Emo Ghirelli, 88 anni, CXLIV Brigata Garibaldi Antonio Gramsci, si rivolge direttamente al nipote: “Con noi collaborava il popolo migliore. Tante donne hanno contribuito alla lotta di Liberazione e senza il loro contributo la lotta sarebbe stata molto più dura. E’ stata sempre dura, abbiamo dovuto combattere contro un nemico che la guerra la faceva di mestiere ed era armato di mezzi potenti, mentre noi avevamo in dotazione armi leggere che ci permettevano appena di difenderci. Spero che tu, Gabriele, non abbia mai più bisogno di fare i sacrifici che abbiamo dovuto sopportare noi. Che tu possa vivere sempre in pace, mai più guerre. Questo messaggio vorrei che potesse giungere nelle mani di tutti i pronipoti e i nipoti del mondo, perché capiscano che impegnandosi per costruire la pace si possono evitare tutte le guerre”.
Parole sante e che Dio lo benedica e l’accolga tra gli onesti.

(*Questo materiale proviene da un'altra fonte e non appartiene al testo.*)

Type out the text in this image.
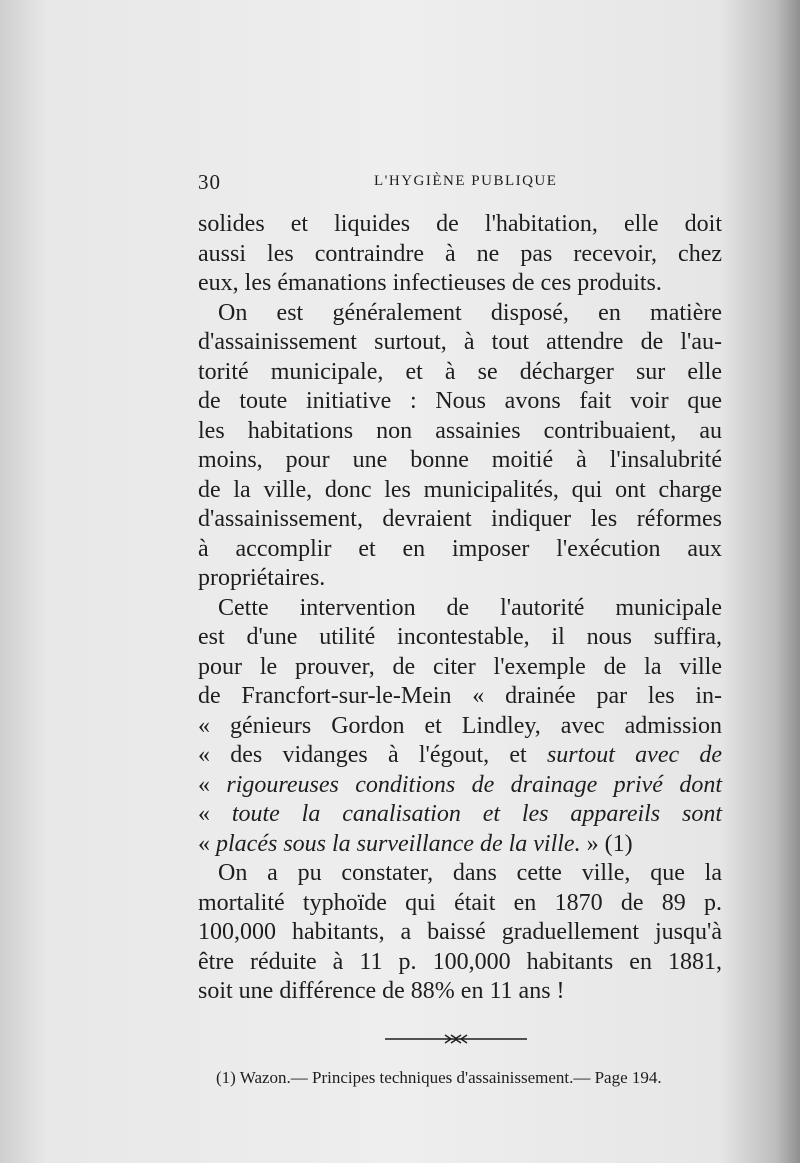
30	L'HYGIÈNE PUBLIQUE
solides et liquides de l'habitation, elle doit
aussi les contraindre à ne pas recevoir, chez
eux, les émanations infectieuses de ces produits.
On est généralement disposé, en matière
d'assainissement surtout, à tout attendre de l'au-
torité municipale, et à se décharger sur elle
de toute initiative : Nous avons fait voir que
les habitations non assainies contribuaient, au
moins, pour une bonne moitié à l'insalubrité
de la ville, donc les municipalités, qui ont charge
d'assainissement, devraient indiquer les réformes
à accomplir et en imposer l'exécution aux
propriétaires.
Cette intervention de l'autorité municipale
est d'une utilité incontestable, il nous suffira,
pour le prouver, de citer l'exemple de la ville
de Francfort-sur-le-Mein « drainée par les in-
« génieurs Gordon et Lindley, avec admission
« des vidanges à l'égout, et surtout avec de
« rigoureuses conditions de drainage privé dont
« toute la canalisation et les appareils sont
« placés sous la surveillance de la ville. » (1)
On a pu constater, dans cette ville, que la
mortalité typhoïde qui était en 1870 de 89 p.
100,000 habitants, a baissé graduellement jusqu'à
être réduite à 11 p. 100,000 habitants en 1881,
soit une différence de 88% en 11 ans !
(1) Wazon.— Principes techniques d'assainissement.— Page 194.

Se n’è andato in silenzio proprio in questi giorni Emo Ghirelli, il comandante Pino che, mitra alla spalla, ha combattuto la guerra di Liberazione a Casina mentre tutta la montagna era presidiata dalle truppe naziste. Apparteneva a quei personaggi importanti della nostra storia, ma che in vecchiaia un po’ li dimentichiamo, salvo riscoprirli nel momento in cui ci lasciano per raggiungere altro mondo.
Nei suoi ultimi giorni di vita il comandante Pino, alias Emo Ghirelli, sempre molto attento agli eventi importanti, avrà sicuramente capito qualcosa della tragedia dell’Ucraina invasa dalla Russia.
Una guerra impari molto simile a quella che anche lui ha combattuto con tanti volontari armati solo di coraggio e buona volontà, contro le truppe tedesche: avrà ricordato le vittime e in fine la vittoria.
La guerra di Liberazione combattuta dai partigiani in Italia, garibaldino e cattolici, è la stessa che in questi giorni sta combattendo il popolo dell’Ucraina. Il messaggio che Emo ha lasciato al nipote Gabriele e che nessuno a 80 anni di distanza ha compreso, sarà lo stesso che domani padri e nonni dell’Ucraina trasmetteranno a figli e nipoti, a tutti quei bambini che oggi, senza sorriso, passano da braccia in braccia per salvarli dalle bombe e dai razzi lanciati inconsapevolmente dai soldati russi.
Mentre i padri e i giovani, ragazzi e ragazze, restano a difesa delle loro case rischiando la morte, mamme e bambini lasciano i loro affetti per seguire una maratona di sangue verso un traguardo immaginario che appare sempre più lontano. Tutti costretti ad una marcia di resistenza dove la paura offusca nella loro mente tormentata, persino l’immagine dei propri genitori: uno vale l’altro.
Famiglie unite nel sacrificio che per difendersi si disgregano. In tanto sacrificio sperano un giorno di trovarsi nuovamente tutti a tavola insieme.
Prima o poi questo giorno arriverà, ma a tavola purtroppo ci saranno diversi posti vuoti. Le immagini che vediamo scorrere ogni ora alla televisione come film dell’orrore, ci addolorano e ci rendono incapaci di capirne i motivi dell’immane tragedia.
Completamente inutili i dibattiti di esperti che dai salotti televisivi trovano tutte le soluzione mentre sul ‘campo’ vengono uccisi in ogni momento, uomini, donne e bambini.
Quelli che riusciranno a salvarsi, domani racconteranno. Intanto gli studiosi diranno, con la loro saggezza che questa è la guerra e a chi chiederà, perché è guerra?
La risposta la darà la storia che nulla insegna.